Après vous avoir parlé, au cours de 8 articles (à retrouver ci-dessous), de la nature du portrait dans l’art contemporain et de son questionnement sur le visage, il est temps de nous quitter sur ce petit bilan des théories développées, accompagné de références bibliographiques pour ceux et celles qui souhaiteraient poursuivre la réflexion.

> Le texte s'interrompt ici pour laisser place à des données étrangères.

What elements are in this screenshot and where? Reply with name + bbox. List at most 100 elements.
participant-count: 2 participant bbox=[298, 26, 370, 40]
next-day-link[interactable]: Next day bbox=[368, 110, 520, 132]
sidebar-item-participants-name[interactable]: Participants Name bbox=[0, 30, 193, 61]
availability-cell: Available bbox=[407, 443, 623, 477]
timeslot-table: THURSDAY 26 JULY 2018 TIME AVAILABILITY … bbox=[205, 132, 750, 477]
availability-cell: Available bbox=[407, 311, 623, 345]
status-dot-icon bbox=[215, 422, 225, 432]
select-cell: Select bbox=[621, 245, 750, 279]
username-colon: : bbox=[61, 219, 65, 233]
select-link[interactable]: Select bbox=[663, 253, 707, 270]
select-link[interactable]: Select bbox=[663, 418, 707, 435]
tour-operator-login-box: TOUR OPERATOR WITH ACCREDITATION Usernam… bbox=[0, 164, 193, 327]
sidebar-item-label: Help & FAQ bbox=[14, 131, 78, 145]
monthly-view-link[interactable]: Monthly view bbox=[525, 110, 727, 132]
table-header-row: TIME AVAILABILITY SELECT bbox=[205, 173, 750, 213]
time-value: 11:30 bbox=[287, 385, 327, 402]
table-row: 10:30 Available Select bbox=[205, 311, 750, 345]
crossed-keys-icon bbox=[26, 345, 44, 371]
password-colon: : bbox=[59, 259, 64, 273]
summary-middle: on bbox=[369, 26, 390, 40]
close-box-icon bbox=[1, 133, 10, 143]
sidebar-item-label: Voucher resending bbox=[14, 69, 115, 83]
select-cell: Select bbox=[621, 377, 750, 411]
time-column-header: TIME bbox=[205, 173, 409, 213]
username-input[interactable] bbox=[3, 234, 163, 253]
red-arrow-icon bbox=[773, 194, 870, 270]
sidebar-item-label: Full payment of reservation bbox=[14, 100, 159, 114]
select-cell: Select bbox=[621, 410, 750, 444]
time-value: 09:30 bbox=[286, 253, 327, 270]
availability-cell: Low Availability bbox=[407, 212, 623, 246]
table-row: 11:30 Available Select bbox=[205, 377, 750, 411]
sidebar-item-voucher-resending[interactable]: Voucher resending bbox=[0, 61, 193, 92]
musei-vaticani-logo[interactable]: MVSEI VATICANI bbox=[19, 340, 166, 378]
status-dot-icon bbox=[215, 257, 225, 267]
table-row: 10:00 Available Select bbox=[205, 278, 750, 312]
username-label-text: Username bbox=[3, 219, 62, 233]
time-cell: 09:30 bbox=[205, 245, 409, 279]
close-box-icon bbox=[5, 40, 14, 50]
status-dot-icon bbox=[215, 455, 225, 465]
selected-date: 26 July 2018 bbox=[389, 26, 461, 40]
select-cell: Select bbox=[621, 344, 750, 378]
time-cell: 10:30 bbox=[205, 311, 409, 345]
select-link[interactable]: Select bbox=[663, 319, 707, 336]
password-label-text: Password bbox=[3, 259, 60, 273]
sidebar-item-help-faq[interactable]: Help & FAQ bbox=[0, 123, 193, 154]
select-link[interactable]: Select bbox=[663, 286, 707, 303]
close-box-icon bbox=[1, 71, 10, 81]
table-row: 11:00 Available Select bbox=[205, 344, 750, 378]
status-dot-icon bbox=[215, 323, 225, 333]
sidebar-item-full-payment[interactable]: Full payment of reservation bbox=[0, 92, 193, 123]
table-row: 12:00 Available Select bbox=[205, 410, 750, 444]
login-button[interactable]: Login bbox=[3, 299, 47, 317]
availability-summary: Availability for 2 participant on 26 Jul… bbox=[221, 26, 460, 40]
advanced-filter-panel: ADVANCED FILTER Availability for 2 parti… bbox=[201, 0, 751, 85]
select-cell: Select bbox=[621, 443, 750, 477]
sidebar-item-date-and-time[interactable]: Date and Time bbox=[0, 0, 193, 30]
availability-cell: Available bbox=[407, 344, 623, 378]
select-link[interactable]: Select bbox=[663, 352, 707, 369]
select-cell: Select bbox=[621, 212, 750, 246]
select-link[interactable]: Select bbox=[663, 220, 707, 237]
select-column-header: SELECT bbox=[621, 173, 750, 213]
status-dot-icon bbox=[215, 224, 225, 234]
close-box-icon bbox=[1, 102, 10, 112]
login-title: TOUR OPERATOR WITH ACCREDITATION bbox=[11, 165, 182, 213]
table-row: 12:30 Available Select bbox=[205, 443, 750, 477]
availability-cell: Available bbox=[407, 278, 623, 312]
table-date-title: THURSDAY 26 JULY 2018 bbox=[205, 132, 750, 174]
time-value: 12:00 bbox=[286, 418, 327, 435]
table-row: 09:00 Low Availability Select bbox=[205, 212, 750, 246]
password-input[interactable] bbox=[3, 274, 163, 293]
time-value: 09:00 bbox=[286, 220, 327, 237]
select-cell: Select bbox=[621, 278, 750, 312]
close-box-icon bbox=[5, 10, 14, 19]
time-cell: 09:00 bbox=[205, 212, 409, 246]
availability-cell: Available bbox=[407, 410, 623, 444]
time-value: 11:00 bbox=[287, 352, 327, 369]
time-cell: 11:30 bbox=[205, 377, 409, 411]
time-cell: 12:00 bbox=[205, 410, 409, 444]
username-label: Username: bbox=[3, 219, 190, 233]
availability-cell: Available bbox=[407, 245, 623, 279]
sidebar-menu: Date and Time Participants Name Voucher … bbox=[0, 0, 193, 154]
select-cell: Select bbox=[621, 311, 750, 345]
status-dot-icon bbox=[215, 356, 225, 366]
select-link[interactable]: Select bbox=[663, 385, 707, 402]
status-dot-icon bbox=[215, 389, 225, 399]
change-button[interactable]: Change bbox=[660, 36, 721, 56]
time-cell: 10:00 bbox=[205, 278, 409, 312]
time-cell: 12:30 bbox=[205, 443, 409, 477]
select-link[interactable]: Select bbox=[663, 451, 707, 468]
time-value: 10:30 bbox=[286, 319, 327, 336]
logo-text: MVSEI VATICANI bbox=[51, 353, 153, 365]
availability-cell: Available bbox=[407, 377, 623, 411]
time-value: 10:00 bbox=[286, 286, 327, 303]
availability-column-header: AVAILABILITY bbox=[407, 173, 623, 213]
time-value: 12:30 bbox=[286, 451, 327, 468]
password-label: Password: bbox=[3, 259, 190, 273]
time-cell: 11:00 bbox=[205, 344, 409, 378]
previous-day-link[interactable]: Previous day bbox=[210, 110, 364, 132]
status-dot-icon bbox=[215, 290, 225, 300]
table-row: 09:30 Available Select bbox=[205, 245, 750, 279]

⇒ Retrouver les articles précédents : #1 ; #2 ; #3 ; #4 ; #5 ; #6 ; #7 ; #8

Le portrait aujourd’hui interroge. L’effacement qui s’y joue déstabilise. Voilà que le portrait ne tire plus l’image d’un individu au-devant de nous mais au contraire la fait refluer au fond de la toile. Le portrait deviendrait-il alors retrait ? Assurément le mouvement de disparition est l’écho pictural d’un réel de plus en plus désincarné. Le portrait évoque la société dans laquelle il a été produit, où l’excès de particularisme et la débauche d’images recouvrent et absorbent toute aspérité.

L’individu se manifeste en un état transitif mais aussi transitoire dont le portrait fait cependant la catharsis de par sa fonction mémorielle.

Gerhard Richter, Madame Wolleh avec enfants ,1968, Art Institute, Chicago

Gerhard Richter, Madame Wolleh avec enfants, 1968, Art Institute, Chicago

La représentation se distancie de plus en plus du modèle qu’elle prend pour sujet. Il a depuis longtemps été constaté que la représentation opère un remplacement du réel par le fictif. Dès lors, nous sommes amenés à penser que l’altérité et l’étrangeté sont inévitables au portrait. Les artistes – conscients que représenter revient à assurer une présence mais aussi à remplacer le référent – jouent donc de la différence qui naît au creux de toute représentation. Le portrait substitue à un être absent une présence picturale qui ne se révèle justement que dans l’absence de son modèle et par sa distance par rapport à celui-ci.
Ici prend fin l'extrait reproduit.